With the advent in 1986 and 1987 of the Professional Coin Grading Service (PCGS) and the Numismatic Guaranty Corporation (NGC), consumers were given the extraordinary opportunity to be on a level playing field with dealers. PCGS and NGC, then and now, assign a world-class-informed consensus grade to coins on a one through 70 scale, where one represents a coin so well worn that you can barely identify it, and 70 is perfect. These exceptionally skilled services encapsulate coins in sonically sealed tamper-evident holders that display bar-coded inserts below the grade, making each coin trackable. PCGS and NGC provide guarantees of authenticity and grade for each of their respective certified coins.

So take one of those vintage coins in a grading-service holder…look up the coin’s exact description and grade in a price guide…and voila!—like a professional coin dealer, you instantly know the coin’s value. Look up the value on a frequently updated website or by using an app, and you know the value in real time—something very handy for coins high in precious metal (e.g. gold) content, and low in collector premium.

For years, collectors and investors had widespread access to fair market value or retail prices from the two top grading services themselves, PCGS and NGC. And popular hobby publications, Coin World and Numismatic News, also provided their own versions of fair market value, as did a number of books, including A Guide Book of United States Coins and my own, The Insider’s Guide to U.S. Coin Values.

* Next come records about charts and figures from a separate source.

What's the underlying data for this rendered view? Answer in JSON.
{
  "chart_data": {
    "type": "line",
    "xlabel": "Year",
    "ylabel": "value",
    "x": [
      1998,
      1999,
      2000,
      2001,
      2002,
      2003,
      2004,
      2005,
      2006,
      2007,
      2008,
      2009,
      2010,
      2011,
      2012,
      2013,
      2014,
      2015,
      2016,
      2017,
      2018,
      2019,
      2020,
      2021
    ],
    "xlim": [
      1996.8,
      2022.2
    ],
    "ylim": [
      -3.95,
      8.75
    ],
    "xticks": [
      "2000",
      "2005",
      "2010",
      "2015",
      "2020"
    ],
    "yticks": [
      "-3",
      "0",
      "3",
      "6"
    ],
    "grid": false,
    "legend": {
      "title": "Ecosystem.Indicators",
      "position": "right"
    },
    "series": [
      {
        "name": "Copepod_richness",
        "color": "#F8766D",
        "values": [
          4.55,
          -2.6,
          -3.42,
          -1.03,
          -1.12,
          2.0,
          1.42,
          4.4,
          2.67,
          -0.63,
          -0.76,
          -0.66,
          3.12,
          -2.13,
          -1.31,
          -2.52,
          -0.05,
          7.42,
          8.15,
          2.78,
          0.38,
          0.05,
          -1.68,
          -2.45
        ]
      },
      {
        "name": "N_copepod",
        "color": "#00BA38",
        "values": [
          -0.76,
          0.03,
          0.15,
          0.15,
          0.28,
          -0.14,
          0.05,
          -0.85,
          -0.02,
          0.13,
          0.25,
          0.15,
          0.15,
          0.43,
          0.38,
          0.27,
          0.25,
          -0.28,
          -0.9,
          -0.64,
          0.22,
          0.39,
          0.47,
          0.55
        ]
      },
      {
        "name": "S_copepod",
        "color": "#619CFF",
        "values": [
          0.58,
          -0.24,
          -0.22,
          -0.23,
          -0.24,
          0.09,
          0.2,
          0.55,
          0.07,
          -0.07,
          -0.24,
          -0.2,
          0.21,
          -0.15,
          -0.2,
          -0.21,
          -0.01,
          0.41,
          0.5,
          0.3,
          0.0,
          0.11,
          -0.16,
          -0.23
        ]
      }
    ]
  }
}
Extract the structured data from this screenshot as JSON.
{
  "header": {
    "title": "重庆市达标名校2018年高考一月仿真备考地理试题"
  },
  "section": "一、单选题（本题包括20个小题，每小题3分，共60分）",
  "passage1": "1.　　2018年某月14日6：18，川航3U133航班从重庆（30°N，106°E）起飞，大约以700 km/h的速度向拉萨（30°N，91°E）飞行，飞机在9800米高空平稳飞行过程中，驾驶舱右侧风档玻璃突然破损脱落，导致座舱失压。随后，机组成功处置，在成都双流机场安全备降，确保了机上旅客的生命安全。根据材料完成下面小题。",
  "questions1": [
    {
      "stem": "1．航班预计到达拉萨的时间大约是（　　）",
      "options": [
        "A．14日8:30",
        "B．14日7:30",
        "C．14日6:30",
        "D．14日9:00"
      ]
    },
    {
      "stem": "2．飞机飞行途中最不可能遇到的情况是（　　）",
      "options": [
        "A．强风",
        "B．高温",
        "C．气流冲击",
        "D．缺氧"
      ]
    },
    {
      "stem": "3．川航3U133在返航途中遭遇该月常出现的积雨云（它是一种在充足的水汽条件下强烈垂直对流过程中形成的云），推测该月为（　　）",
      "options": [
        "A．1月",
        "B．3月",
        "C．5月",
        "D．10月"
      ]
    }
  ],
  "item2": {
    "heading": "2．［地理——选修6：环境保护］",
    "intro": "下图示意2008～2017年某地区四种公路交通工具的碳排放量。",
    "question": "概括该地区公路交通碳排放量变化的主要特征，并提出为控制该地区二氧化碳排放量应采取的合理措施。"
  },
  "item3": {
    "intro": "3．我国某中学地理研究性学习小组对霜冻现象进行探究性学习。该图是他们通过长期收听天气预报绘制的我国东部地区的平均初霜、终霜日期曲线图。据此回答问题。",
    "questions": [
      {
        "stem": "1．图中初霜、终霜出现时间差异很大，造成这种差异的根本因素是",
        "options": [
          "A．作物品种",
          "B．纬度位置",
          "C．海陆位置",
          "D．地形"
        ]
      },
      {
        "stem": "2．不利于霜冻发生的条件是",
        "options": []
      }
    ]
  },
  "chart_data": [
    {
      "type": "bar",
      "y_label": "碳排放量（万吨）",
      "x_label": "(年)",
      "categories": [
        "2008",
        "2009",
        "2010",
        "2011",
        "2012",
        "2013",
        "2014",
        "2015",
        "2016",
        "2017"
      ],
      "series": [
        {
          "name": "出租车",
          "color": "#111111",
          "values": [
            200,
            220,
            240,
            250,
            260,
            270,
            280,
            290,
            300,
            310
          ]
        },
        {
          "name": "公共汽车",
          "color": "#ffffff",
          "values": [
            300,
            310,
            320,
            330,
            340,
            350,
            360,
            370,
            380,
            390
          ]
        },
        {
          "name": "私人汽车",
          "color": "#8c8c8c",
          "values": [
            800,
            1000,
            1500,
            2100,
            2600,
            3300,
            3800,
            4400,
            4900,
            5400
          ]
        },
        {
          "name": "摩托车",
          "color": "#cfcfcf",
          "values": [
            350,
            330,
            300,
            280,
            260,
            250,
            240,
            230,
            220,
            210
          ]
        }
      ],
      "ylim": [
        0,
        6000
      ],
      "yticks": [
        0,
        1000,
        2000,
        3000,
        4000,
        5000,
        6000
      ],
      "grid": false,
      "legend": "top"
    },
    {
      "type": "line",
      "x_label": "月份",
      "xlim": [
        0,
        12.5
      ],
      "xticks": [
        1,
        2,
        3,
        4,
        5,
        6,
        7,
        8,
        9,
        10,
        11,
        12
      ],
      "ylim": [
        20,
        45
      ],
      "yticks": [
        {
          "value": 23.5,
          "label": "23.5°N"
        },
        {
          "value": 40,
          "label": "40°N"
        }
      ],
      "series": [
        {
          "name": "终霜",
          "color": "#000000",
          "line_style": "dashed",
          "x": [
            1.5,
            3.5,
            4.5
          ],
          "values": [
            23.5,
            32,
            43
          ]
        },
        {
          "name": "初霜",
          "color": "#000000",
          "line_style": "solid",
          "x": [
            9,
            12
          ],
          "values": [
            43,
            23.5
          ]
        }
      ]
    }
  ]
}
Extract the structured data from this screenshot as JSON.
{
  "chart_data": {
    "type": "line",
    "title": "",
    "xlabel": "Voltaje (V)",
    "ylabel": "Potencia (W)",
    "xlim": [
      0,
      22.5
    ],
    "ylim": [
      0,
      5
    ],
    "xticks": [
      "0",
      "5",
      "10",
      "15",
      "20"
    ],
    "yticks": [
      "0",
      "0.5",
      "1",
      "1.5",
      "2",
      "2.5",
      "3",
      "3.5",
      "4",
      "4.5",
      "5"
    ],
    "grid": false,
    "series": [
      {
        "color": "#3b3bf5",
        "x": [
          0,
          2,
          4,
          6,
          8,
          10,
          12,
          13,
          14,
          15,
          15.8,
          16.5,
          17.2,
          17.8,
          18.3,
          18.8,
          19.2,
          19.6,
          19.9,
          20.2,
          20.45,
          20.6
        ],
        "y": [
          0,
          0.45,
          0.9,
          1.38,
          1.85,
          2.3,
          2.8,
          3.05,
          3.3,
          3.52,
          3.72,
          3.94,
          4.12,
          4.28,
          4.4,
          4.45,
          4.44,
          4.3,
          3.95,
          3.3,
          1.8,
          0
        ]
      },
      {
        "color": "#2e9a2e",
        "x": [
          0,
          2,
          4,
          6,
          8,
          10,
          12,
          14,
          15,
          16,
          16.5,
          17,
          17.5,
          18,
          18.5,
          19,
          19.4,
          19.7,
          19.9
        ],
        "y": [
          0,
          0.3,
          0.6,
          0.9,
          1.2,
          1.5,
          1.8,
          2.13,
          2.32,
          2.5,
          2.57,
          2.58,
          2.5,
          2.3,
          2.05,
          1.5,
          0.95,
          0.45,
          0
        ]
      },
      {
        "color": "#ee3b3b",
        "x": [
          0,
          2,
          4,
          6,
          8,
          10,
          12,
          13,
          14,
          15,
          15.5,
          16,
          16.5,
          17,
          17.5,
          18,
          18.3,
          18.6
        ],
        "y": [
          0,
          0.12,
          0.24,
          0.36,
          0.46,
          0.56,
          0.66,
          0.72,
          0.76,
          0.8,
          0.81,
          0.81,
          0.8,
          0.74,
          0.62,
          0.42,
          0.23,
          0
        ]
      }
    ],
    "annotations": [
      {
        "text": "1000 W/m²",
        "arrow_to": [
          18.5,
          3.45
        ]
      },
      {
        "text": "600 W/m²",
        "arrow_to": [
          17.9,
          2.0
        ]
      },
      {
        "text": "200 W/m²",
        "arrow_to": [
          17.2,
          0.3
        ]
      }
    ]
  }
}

But for a few years now, savvy collectors knew that they could find out the “dealer” prices for their wares by checking the valuable auction-price archive maintained by Heritage Auctions. Access is given in exchange for your e-mail address. Not only do the Heritage Auctions archives give the prices paid at auction for rare coins similar to—or, in some cases, exactly like—your coins, but the highly valuable wholesale values (read: “dealer prices”) of The Coin Dealer Newsletter are included for free with each online lot description. To be fair, there are other fair market wholesale and retail pricing guides. One leading entry is NumisMedia, published by a former editor of The Coin Dealer Newsletter.

But in September 2019, The Coin Dealer Newsletter sharpened its proverbial pencil and expanded its outreach by introducing a magazine-format publication, The CAC Rare Coin Market Review. CAC (Certified Acceptance Corporation) places holographic green stickers on the holders of PCGS and NGC coins that it feels are solidly graded or high-end for the grade. For a number of reasons, a multitude of buyers are very comfortable buying CAC-verified coins, which, consequently, sometimes carry astronomical premiums compared to their non-CAC counterparts.

It was often a puzzle figuring out how high a premium a CAC-verified coin should command—10%…20%…30… or more? Now buyers and sellers have an authoritative fair market value or retail guide to CAC values.

“We are endorsing The CAC Rare Coin Market Review from CDN Publishing, as it is independent. The numbers are not provided by CAC,” declared John Albanese, the highly protective founder and president of CAC, who is also a founder of PCGS and the founder of NGC.

Albanese endorsing this publication is a landmark, milestone event, as the soft-spoken, low-profile Albanese rarely sticks his neck out to endorse anyone’s product, including his own.

The CAC Rare Coin Market Review is a quarterly magazine-style price guide with an annual subscription cost of $29.99.

To understand the basics of wholesale values of certified coins, let’s look at a relatively “common” rare coin—an 1881 Morgan silver dollar from the San Francisco Mint. In Mint State 65, its Coin Dealer Newsletter “Bid” price is $96. But its CAC wholesale price listing is $115, almost 20% higher than its non-CAC price.

“CDN Publishing is the only company that publishes wholesale price information for US coins, US paper money, and modern China issues,” said John Feigenbaum, its publisher. “We operate with complete independence of outside influence.”

Feigenbaum says that he is a minority partner/owner. Other minority partners, Feigenbaum disclosed, are Steve Ivy and James L. Halperin, co-chairmen of Heritage Auctions… Mark Salzberg, chairman of NGC…and Steven R. Eichenbaum, CEO of the Certified Collectibles Group. Feigenbaum says that these minority partners have no say in the day-to-day operations and have no say or influence in adjusting prices.

“There was an obvious market demand for pricing CAC coins because these coins have a distinctly different value than their non-CAC counterparts,” Feigenbaum says.

The Coin Dealer Newsletter (also called The Greysheet), with its 7,000 paid subscribers, encompasses fair market wholesale value pricing of US coins—circulated coins to high-end, as well as modern China issues and some CAC-approved coins. This is published as a monthly magazine of approximately 130 pages per issue and costs $249 per year.

The Collector’s Price Guide (CPG) Coin & Currency Market Review offers collector or fair market retail pricing for both coins and paper money. It is published quarterly, with an annual subscription price of $29.99. The Greensheet offers wholesale pricing for US paper money. It’s a 24-page magazine-style publication published monthly, with a $119 yearly subscription cost. Members of the Congressionally-chartered, non-profit American Numismatic Association receive free rotating segments of the Collector’s Price Guide on a monthly basis.